I’m drawing a blank on a basic theoretical concept that I was thinking of as I watched the VP debate tonight… in the short run, in the ad-as model, tax cuts lead to an increase in AD, thereby increasing both gdp and the price level, ceteris paribus. in the long run, in order to return to the long run equilibrium, the as curve shifts to the left, resulting in an output level equal to what it was prior to the tax cut, but leads to an even higher price level. i think i have all that correct so far…my question though, why is it that the as curve shifts to the left in the long run? i know that it’s returning the LR equilibrium, but what is causing the shift?
Am not sure about this but I suppose that the equilibrium before the tax-cut is the point which is the level of full-employment where capacity of the economy is at its bearable maximum.
Are you talking about Demand-Pull inflation?
jdane416 Wrote: ------------------------------------------------------- > Are you talking about Demand-Pull inflation? Yes, demand-pull inflation.
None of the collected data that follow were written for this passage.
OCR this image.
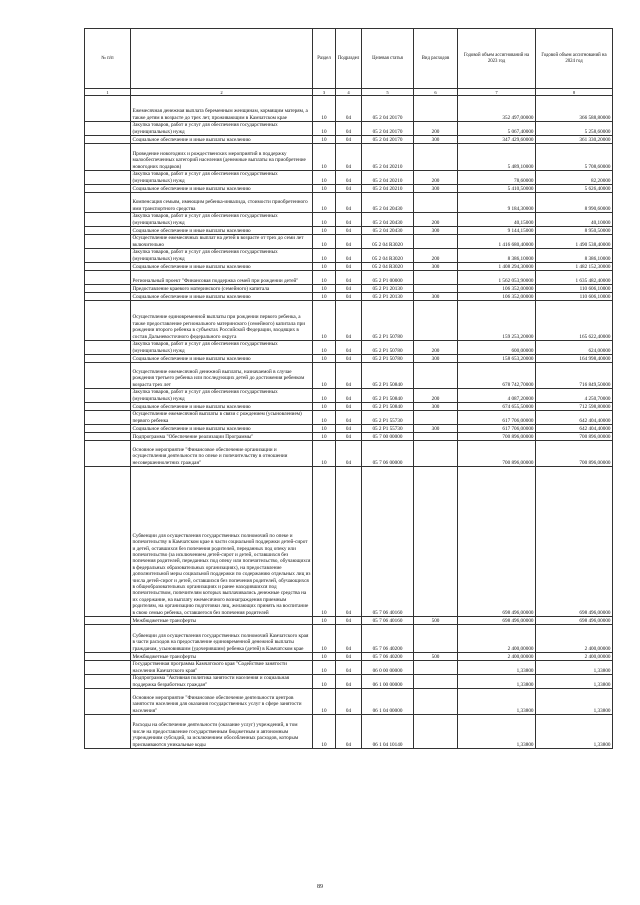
№ п/п		Раздел	Подраздел	Целевая статья	Вид расходов	Годовой объем ассигнований на 2023 год	Годовой объем ассигнований на 2024 год
1	2	3	4	5	6	7	8
	Ежемесячная денежная выплата беременным женщинам, кормящим матерям, а также детям в возрасте до трех лет, проживающим в Камчатском крае	10	04	05 2 04 20170		352 497,00000	366 588,80000
	Закупка товаров, работ и услуг для обеспечения государственных (муниципальных) нужд	10	04	05 2 04 20170	200	5 067,40000	5 258,60000
	Социальное обеспечение и иные выплаты населению	10	04	05 2 04 20170	300	347 429,60000	361 330,20000
	Проведение новогодних и рождественских мероприятий в поддержку малообеспеченных категорий населения (денежные выплаты на приобретение новогодних подарков)	10	04	05 2 04 20210		5 489,10000	5 708,60000
	Закупка товаров, работ и услуг для обеспечения государственных (муниципальных) нужд	10	04	05 2 04 20210	200	78,60000	82,20000
	Социальное обеспечение и иные выплаты населению	10	04	05 2 04 20210	300	5 410,50000	5 626,40000
	Компенсация семьям, имеющим ребенка-инвалида, стоимости приобретенного ими транспортного средства	10	04	05 2 04 20430		9 184,30000	8 990,60000
	Закупка товаров, работ и услуг для обеспечения государственных (муниципальных) нужд	10	04	05 2 04 20430	200	40,15000	40,10000
	Социальное обеспечение и иные выплаты населению	10	04	05 2 04 20430	300	9 144,15000	8 950,50000
	Осуществление ежемесячных выплат на детей в возрасте от трех до семи лет включительно	10	04	05 2 04 R3020		1 416 680,40000	1 490 538,40000
	Закупка товаров, работ и услуг для обеспечения государственных (муниципальных) нужд	10	04	05 2 04 R3020	200	8 386,10000	8 386,10000
	Социальное обеспечение и иные выплаты населению	10	04	05 2 04 R3020	300	1 408 294,30000	1 482 152,30000
	Региональный проект "Финансовая поддержка семей при рождении детей"	10	04	05 2 P1 00000		1 562 053,90000	1 635 482,40000
	Предоставление краевого материнского (семейного) капитала	10	04	05 2 P1 20130		106 352,00000	110 606,10000
	Социальное обеспечение и иные выплаты населению	10	04	05 2 P1 20130	300	106 352,00000	110 606,10000
	Осуществление единовременной выплаты при рождении первого ребенка, а также предоставление регионального материнского (семейного) капитала при рождении второго ребенка в субъектах Российской Федерации, входящих в состав Дальневосточного федерального округа	10	04	05 2 P1 50780		159 253,20000	165 622,40000
	Закупка товаров, работ и услуг для обеспечения государственных (муниципальных) нужд	10	04	05 2 P1 50780	200	600,00000	624,00000
	Социальное обеспечение и иные выплаты населению	10	04	05 2 P1 50780	300	158 653,20000	164 998,40000
	Осуществление ежемесячной денежной выплаты, назначаемой в случае рождения третьего ребенка или последующих детей до достижения ребенком возраста трех лет	10	04	05 2 P1 50840		678 742,70000	716 849,50000
	Закупка товаров, работ и услуг для обеспечения государственных (муниципальных) нужд	10	04	05 2 P1 50840	200	4 087,20000	4 250,70000
	Социальное обеспечение и иные выплаты населению	10	04	05 2 P1 50840	300	674 655,50000	712 598,80000
	Осуществление ежемесячной выплаты в связи с рождением (усыновлением) первого ребенка	10	04	05 2 P1 55730		617 706,00000	642 404,40000
	Социальное обеспечение и иные выплаты населению	10	04	05 2 P1 55730	300	617 706,00000	642 404,40000
	Подпрограмма "Обеспечение реализации Программы"	10	04	05 7 00 00000		700 896,00000	700 896,00000
	Основное мероприятие "Финансовое обеспечение организации и осуществления деятельности по опеке и попечительству в отношении несовершеннолетних граждан"	10	04	05 7 06 00000		700 896,00000	700 896,00000
	Субвенции для осуществления государственных полномочий по опеке и попечительству в Камчатском крае в части социальной поддержки детей-сирот и детей, оставшихся без попечения родителей, переданных под опеку или попечительство (за исключением детей-сирот и детей, оставшихся без попечения родителей, переданных под опеку или попечительство, обучающихся в федеральных образовательных организациях), на предоставление дополнительной меры социальной поддержки по содержанию отдельных лиц из числа детей-сирот и детей, оставшихся без попечения родителей, обучающихся в общеобразовательных организациях и ранее находившихся под попечительством, попечителям которых выплачивались денежные средства на их содержание, на выплату ежемесячного вознаграждения приемным родителям, на организацию подготовки лиц, желающих принять на воспитание в свою семью ребенка, оставшегося без попечения родителей	10	04	05 7 06 40160		698 496,00000	698 496,00000
	Межбюджетные трансферты	10	04	05 7 06 40160	500	698 496,00000	698 496,00000
	Субвенции для осуществления государственных полномочий Камчатского края в части расходов на предоставление единовременной денежной выплаты гражданам, усыновившим (удочерившим) ребенка (детей) в Камчатском крае	10	04	05 7 06 40200		2 400,00000	2 400,00000
	Межбюджетные трансферты	10	04	05 7 06 40200	500	2 400,00000	2 400,00000
	Государственная программа Камчатского края "Содействие занятости населения Камчатского края"	10	04	06 0 00 00000		1,33800	1,33800
	Подпрограмма "Активная политика занятости населения и социальная поддержка безработных граждан"	10	04	06 1 00 00000		1,33800	1,33800
	Основное мероприятие "Финансовое обеспечение деятельности центров занятости населения для оказания государственных услуг в сфере занятости населения"	10	04	06 1 04 00000		1,33800	1,33800
	Расходы на обеспечение деятельности (оказание услуг) учреждений, в том числе на предоставление государственным бюджетным и автономным учреждениям субсидий, за исключением обособленных расходов, которым присваиваются уникальные коды	10	04	06 1 04 10140		1,33800	1,33800
89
As I understand it it’s because in the long run people adjust their expectations to the higher price level. Whereas in the short they’re only responding to the increase in the money supply. It’s kind of like finding a twenty on street, buying lottery tickets or whatever with the “free money”, and then realizing that it fell out of your wallet. On a side note I don’t think that’s really the argument of supply sider’s tax cutting argument. That’s more an issue of taxes decreasing the incentive to work, leading to a reduction in the supply of labor, and therefore a drag on GDP through an increased cost in a factor of production.